Great efforts have been made over the years to manage and improve the care that people receive in nursing homes for their physical and medical needs. For example, organizational changes and new protocols have been put in place to better control healthcare acquired infections, to minimize elder abuse, and to decrease the risk of falls. However, equal importance should be placed on protecting the mental health of residents as is placed on protecting their physical health. The exponential growth of the senior population, the projected increase in nursing home residents over the next several years, the high rate of depression found in residents, and the increased costs of healthcare resulting from the detrimental effects of depression are fair warning that grand efforts must also be made to manage and improve the psychological and environmental negatives of the nursing home setting that lead to depression.

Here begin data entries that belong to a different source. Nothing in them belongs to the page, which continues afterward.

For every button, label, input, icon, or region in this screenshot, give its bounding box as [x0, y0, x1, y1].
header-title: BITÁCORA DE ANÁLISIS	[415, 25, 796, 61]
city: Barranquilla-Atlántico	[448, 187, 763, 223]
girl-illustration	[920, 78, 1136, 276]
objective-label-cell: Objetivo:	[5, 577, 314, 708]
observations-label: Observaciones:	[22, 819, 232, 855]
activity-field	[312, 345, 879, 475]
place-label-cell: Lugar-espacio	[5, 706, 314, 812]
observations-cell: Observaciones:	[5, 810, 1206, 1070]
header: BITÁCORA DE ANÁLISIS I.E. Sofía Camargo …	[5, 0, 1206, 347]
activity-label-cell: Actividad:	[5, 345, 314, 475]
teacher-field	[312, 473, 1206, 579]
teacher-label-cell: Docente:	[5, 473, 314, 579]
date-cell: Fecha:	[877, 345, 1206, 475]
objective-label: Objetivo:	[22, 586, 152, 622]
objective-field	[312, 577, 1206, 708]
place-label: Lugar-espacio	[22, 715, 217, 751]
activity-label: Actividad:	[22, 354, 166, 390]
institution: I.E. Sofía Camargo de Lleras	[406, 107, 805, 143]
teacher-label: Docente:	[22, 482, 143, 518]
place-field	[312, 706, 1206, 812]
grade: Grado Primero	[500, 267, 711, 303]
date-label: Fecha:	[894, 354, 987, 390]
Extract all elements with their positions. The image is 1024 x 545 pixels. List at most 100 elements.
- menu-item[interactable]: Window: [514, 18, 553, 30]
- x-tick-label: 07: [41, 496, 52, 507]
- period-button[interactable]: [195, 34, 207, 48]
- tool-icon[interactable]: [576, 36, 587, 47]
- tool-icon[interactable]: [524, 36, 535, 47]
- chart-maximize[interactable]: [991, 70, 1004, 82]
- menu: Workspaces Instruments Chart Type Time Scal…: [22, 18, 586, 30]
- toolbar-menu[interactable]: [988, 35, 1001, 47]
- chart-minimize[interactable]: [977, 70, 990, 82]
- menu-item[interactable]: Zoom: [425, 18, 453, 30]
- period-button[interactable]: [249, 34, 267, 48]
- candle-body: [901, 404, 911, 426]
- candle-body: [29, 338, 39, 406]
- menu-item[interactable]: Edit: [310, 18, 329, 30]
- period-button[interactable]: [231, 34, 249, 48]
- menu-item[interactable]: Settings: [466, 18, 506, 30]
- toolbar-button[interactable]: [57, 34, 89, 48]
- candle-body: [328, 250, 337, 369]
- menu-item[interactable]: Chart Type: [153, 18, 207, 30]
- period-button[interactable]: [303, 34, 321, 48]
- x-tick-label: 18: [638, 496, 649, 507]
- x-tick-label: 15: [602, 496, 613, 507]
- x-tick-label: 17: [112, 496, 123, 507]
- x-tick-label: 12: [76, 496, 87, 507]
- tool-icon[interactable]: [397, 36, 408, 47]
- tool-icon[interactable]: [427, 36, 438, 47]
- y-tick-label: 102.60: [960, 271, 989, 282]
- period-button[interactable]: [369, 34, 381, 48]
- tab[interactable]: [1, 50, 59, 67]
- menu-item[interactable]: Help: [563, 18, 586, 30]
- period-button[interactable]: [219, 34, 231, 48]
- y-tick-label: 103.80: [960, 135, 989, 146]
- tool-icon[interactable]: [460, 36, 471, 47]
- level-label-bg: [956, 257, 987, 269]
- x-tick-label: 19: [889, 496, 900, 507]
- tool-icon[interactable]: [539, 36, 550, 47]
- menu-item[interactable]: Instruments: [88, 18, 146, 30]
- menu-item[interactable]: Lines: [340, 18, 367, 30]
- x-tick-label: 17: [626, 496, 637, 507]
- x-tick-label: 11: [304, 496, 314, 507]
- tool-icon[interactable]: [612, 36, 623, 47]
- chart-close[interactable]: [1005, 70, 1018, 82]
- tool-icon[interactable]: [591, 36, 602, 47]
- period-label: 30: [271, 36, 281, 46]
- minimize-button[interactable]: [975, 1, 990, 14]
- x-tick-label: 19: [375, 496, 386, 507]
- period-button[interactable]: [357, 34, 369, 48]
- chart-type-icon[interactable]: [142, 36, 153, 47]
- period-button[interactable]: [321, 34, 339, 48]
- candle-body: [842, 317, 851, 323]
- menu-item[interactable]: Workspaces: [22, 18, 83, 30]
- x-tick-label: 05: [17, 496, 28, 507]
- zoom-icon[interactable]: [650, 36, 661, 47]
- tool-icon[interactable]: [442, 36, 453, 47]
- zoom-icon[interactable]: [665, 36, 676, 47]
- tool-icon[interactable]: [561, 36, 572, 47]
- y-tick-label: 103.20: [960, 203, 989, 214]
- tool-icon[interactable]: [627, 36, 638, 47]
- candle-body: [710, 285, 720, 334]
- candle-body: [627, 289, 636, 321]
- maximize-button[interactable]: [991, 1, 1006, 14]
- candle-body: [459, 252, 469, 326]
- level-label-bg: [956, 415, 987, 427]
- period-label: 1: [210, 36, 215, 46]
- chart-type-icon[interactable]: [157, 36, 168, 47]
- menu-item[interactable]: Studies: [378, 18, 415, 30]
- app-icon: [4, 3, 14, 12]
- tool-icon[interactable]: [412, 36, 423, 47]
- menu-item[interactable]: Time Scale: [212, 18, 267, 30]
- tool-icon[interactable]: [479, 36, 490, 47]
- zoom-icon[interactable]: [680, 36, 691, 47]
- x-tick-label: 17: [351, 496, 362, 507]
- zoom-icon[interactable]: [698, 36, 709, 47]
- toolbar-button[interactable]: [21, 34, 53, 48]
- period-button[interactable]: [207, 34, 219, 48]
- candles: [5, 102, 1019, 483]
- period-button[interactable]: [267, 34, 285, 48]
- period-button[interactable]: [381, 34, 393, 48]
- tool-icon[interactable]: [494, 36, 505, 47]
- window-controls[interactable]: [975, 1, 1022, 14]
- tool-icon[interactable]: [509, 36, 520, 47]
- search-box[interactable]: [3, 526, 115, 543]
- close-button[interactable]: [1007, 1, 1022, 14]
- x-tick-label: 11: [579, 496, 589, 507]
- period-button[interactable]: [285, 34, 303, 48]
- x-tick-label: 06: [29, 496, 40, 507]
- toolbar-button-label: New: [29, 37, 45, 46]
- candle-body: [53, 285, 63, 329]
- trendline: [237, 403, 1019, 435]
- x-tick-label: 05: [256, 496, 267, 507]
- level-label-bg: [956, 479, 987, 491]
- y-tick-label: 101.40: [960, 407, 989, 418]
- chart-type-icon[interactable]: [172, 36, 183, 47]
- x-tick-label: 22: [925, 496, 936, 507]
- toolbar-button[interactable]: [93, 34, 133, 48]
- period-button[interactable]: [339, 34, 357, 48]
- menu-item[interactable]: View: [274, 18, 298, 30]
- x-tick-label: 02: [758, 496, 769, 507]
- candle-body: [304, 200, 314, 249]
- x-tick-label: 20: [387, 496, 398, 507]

Hopefully this research paper has given you some insight into what to expect if you have a loved one preparing to move to a nursing facility or is already living in one. Educating yourself is the first step in helping your loved one have a positive experience within the nursing home setting and possibly preventing the onset of depression. Key things to remember are:
1) Follow the BE ACTIV model by identifying what your loved one considers to be positive events or activities. (These can be anything whatsoever; for example, watching the news each morning, tea in the afternoon, getting a compliment, getting hair brushed, holding a baby, eating dessert, wearing an eye mask at bedtime, etc.) 2) Help to devise a game plan with staff and other family members to allow for as much availability and frequency of these events as possible in your loved one’s daily life.
3) Help to make sure your loved one has a variety of religious outlets such as a bible in the room, assistance or reminders in attending church services within the facility, and arranging for a pastor to visit with your loved one regularly.
4) Help to assure that your loved one engages in regular physical activity, especially resistance training as appropriate.